There are always rules. And where safety is concerned, it is absolutely critical to abide by them.
The core safety standard that applies to ICT (Information and Communications Technology) equipment operating from the AC line or battery supplies of up to 60 V is IEC/EN/UL60950-1. The standard encompasses telecommunications infrastructure equipment regardless of its power source, in addition to components and sub-assemblies such as power supplies that have intrinsic safety implications. It describes appropriate measures to assure safety, such as the need for isolation barriers and protective grounding.
The standard's guiding principle is to provide two levels of protection from electric shock and energy hazards that may trigger other dangers, such as fire. This two-level model creates a hierarchy of protection measures that build upon five categories of insulation: functional; basic; supplementary; double; and reinforced. Functional insulation is necessary for the product to function properly, and it may reduce the likelihood of ignition and fire hazards, but it provides no reliable safety protection from electric shock.
For ICT equipment, the output side of isolated board-mounted power supplies (BMPS) normally meets the criteria for a Safety Extra-Low Voltage (SELV) circuit that limits voltages to a safe level of 60Vdc maximum under both normal operation and single-fault conditions. The isolation requirements that the power brick must then satisfy depend on the level of isolation that the AC/DC front-end power supply provides, together with the system's arrangements for connection to protective ground.

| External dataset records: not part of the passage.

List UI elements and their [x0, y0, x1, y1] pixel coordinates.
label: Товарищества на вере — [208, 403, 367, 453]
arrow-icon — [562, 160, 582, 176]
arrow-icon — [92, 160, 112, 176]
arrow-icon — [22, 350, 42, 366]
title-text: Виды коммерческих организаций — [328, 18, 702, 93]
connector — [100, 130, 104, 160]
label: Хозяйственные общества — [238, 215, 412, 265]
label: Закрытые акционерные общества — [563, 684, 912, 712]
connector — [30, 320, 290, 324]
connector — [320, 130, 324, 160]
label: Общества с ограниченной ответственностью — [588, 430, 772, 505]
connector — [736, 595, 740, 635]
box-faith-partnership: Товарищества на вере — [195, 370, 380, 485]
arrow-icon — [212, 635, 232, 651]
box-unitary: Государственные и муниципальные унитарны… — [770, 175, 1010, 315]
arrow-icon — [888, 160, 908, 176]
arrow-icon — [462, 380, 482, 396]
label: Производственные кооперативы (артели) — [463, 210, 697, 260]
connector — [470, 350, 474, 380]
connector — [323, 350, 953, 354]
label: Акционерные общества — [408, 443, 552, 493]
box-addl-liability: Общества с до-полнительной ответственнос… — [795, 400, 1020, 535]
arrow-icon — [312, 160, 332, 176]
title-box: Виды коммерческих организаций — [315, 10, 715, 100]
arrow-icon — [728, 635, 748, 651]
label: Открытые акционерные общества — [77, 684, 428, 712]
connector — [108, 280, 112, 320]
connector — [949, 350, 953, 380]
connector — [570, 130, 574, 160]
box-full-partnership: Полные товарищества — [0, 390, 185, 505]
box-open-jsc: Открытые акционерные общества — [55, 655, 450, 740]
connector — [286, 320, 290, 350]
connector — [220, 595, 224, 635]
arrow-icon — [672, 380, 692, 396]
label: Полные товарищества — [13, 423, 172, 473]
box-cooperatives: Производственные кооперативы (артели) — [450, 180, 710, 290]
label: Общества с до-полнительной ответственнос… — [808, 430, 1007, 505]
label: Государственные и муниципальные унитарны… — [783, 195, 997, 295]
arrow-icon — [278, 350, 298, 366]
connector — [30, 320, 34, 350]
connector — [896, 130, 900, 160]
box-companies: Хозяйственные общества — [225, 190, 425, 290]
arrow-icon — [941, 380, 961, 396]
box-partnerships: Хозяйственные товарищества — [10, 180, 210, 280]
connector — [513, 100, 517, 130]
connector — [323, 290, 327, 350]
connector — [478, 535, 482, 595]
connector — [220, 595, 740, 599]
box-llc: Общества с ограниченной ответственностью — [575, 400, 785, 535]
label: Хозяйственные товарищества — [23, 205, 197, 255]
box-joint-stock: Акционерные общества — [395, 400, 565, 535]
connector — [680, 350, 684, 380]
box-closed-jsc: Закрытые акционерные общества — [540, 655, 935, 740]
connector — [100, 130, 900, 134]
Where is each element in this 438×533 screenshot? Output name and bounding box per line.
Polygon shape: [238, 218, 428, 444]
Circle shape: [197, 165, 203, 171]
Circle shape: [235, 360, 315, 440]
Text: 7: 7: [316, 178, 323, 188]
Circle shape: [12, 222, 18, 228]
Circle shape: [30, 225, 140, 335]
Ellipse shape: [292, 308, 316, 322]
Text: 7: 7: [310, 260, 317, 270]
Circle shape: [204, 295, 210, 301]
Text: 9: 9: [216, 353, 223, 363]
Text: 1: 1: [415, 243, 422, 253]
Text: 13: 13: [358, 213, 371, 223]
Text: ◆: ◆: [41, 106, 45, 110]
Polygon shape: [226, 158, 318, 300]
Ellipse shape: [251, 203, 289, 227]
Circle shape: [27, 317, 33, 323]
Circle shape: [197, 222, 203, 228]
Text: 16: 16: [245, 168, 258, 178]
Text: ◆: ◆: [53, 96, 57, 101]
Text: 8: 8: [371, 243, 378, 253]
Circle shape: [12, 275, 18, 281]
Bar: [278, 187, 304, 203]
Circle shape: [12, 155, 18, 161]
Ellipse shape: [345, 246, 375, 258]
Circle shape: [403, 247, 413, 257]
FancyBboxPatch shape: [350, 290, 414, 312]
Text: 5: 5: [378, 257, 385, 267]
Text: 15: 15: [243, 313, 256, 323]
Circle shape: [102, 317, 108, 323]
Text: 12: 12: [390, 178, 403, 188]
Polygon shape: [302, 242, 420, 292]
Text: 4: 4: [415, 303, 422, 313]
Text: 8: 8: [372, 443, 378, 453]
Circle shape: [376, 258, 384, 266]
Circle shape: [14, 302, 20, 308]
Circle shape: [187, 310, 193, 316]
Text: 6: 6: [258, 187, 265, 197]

Generally, the AC/DC power supply in ICT equipment has reinforced or double insulation (alternatively basic and/or supplementary insulation) between the AC line supply and its DC output. Furthermore the output and the input of the BMPS connect to protective ground, which means that the system already includes two levels of protection from electric shock and energy hazards. If the normal input voltage exceeds 60Vdc, it must additionally withstand an electrical strength test and pass fault-condition testing.
The isolation voltage in the electrical strength test depends on the input voltage and the working voltage and typically ranges from 1000 to 1400Vdc. In fact, the great majority of commercially available isolated DC/DC modules specify 1500Vdc isolation, which has become the de-facto industry standard.
But does Power-over-Ethernet (PoE) change the scenario? PoE, of course, distributes network power via Ethernet data cables, and according to the IEEE 802.af3 standard requires a high degree of electrical isolation -- in fact, 2250Vdc is necessary to meet the requirements. Typical equipment applications receiving power via Ethernet cable are usually remote connected devices such as VoIP telephones, WLAN access points and network cameras. Given the significantly increasing deployment of PoE in communication installations with power supply lines that traverse outside environments, such as links between buildings, could this mean the isolation voltage for telecom power generally increasing to 2250Vdc?
Ericsson is certainly preparing with the recently launched PKU5510E 50W DC/DC converter module that targets PoE applications and features an ultra-wide input range of 18V to 75V and has built-in functional isolation of 2250Vdc. But is the safety net about to be made a little bigger?